About this Event
Join us to launch the latest poetry collection from Keith Jarrett, Hide Me Under the Blood and I Shall Be Satisfied. Keith will be in conversation with Dean Atta.
A Poetry Book Society Recommendation
Keith Jarrett’s dazzlingly lyrical new collection asks how we process violence when it’s lionised in our language, on city street signs, in the edicts of a vengeful god. Its title borrowed from an unknown songwriter, this book is a palimpsest, layering known and unknown verses: those sung in Pentecostal churches or whispered in silent worship, texted to a 3am suitor or redacted from a eulogy. These poems are requiem and carnival: for the dead, the buried, the erased, the forgotten. They are magnetic, musical, scorched in glitter, skanking on the offbeat. With courage, insight and mischief, Jarrett invites the reader to look sideways, to consider the absurd, messy and problematic with a playfulness that feels, in itself, slyly revolutionary.

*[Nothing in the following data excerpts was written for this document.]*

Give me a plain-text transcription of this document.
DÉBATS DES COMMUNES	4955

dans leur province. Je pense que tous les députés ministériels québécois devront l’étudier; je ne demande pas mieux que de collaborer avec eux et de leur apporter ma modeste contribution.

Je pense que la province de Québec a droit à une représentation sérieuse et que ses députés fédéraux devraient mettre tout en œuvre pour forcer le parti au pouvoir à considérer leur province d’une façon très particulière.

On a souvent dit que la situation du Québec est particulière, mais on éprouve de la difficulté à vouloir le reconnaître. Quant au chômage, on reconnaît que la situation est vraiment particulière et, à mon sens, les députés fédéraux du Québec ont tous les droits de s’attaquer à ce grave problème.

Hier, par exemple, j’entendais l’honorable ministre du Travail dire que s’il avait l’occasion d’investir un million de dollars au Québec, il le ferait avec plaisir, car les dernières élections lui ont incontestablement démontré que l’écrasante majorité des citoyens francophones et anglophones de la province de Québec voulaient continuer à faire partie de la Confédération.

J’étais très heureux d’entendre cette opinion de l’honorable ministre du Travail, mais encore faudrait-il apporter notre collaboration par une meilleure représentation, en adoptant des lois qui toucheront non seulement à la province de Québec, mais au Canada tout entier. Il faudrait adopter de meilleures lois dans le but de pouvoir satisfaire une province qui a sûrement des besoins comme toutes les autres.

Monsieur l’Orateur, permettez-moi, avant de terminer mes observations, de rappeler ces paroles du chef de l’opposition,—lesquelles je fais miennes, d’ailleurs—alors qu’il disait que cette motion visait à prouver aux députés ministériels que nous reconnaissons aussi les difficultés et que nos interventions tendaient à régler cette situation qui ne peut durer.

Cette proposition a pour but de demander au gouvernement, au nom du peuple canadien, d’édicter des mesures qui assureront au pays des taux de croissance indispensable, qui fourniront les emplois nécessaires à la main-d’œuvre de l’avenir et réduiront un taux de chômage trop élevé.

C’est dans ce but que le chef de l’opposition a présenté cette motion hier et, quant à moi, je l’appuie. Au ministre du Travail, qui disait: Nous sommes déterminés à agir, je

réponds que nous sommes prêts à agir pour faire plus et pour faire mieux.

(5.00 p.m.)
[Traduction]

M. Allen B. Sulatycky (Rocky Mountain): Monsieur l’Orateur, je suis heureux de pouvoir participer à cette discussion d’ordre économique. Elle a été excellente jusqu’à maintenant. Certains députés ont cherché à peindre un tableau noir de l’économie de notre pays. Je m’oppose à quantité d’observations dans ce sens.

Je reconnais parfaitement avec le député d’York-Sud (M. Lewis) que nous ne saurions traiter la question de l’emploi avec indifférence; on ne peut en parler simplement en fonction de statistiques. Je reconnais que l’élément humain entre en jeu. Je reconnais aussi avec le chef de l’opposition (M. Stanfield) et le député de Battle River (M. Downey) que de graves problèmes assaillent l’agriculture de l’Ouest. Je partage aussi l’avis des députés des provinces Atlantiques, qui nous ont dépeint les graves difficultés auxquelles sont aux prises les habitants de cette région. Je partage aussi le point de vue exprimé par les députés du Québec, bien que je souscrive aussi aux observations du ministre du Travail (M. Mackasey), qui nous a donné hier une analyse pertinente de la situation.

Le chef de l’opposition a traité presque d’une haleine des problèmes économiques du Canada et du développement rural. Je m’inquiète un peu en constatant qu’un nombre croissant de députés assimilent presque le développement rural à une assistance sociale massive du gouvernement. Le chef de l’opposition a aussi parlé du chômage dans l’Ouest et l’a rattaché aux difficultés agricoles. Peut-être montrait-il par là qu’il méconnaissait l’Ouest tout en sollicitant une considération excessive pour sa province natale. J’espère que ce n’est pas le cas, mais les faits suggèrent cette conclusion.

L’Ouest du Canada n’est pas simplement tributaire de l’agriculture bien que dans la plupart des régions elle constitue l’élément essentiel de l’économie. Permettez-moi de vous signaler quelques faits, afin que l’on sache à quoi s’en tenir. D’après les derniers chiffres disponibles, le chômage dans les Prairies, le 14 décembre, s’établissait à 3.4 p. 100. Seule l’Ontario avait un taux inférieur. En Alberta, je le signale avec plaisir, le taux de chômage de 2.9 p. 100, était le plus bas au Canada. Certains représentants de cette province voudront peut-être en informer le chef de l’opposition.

“A virtuosic collection in which Jarrett tests and revivifies language, willing to bend and even break it in search of something new.” Victoria Adukwei Bulley
"There is an erotics, a rage, a prayer, a love, a figuring-out, a making-up, a throw-down, a challenge, a confession and a summons. Delicious.” Pádraig Ó Tuama
“Keith Jarrett is one of London’s most radiantly living bards, the embodied poet as storyteller, historian and one-man archive. In Hide Me Under the Blood and I Shall Be Satisfied, Jarrett channels a voice and a chant of “the undocumented history of this Empire” where spirits, saints and literary ancestors are summoned to carnivals and holy communions. There is much defiance, queering and inquiry in these poems, a “reckoning with sorrow” as only a poet can put it. As well as formal inventiveness, there is playful bilingual lyricism and humour. I love this poet. He is important. To know why, you must hear his hymns.” Raymond Antrobus
Keith Jarrett is a writer and educator of Jamaican heritage. His debut poetry collection, Selah,was published in 2017. His play, Safest Spot in Town, was performed at the Old Vic and aired on BBC Four in 2017. An international slam champion, he has appeared on Benjamin Zephaniah’s BAFTA-winning show, Life & Rhymes, and his poetry has been projected onto the façade of St. Paul’s Cathedral. In 2019, he was selected for the International Literary Showcase as an outstanding LGBT writer. He is a Lambda Literary Fiction and an Obsidian Poetry Fellow, and holds a PhD from Birkbeck University, where he was awarded the Bloomsbury Studentship. He currently teaches at NYU in London. His debut novel is forthcoming.
Dean Atta is an award-winning Black British author and poet of Greek Cypriot and Jamaican heritage. He is the author of I Am Nobody’s Nigger, The Black Flamingo, Only On The Weekends, There is (still) love here, Confetti, and Person Unlimited. Dean lives in London.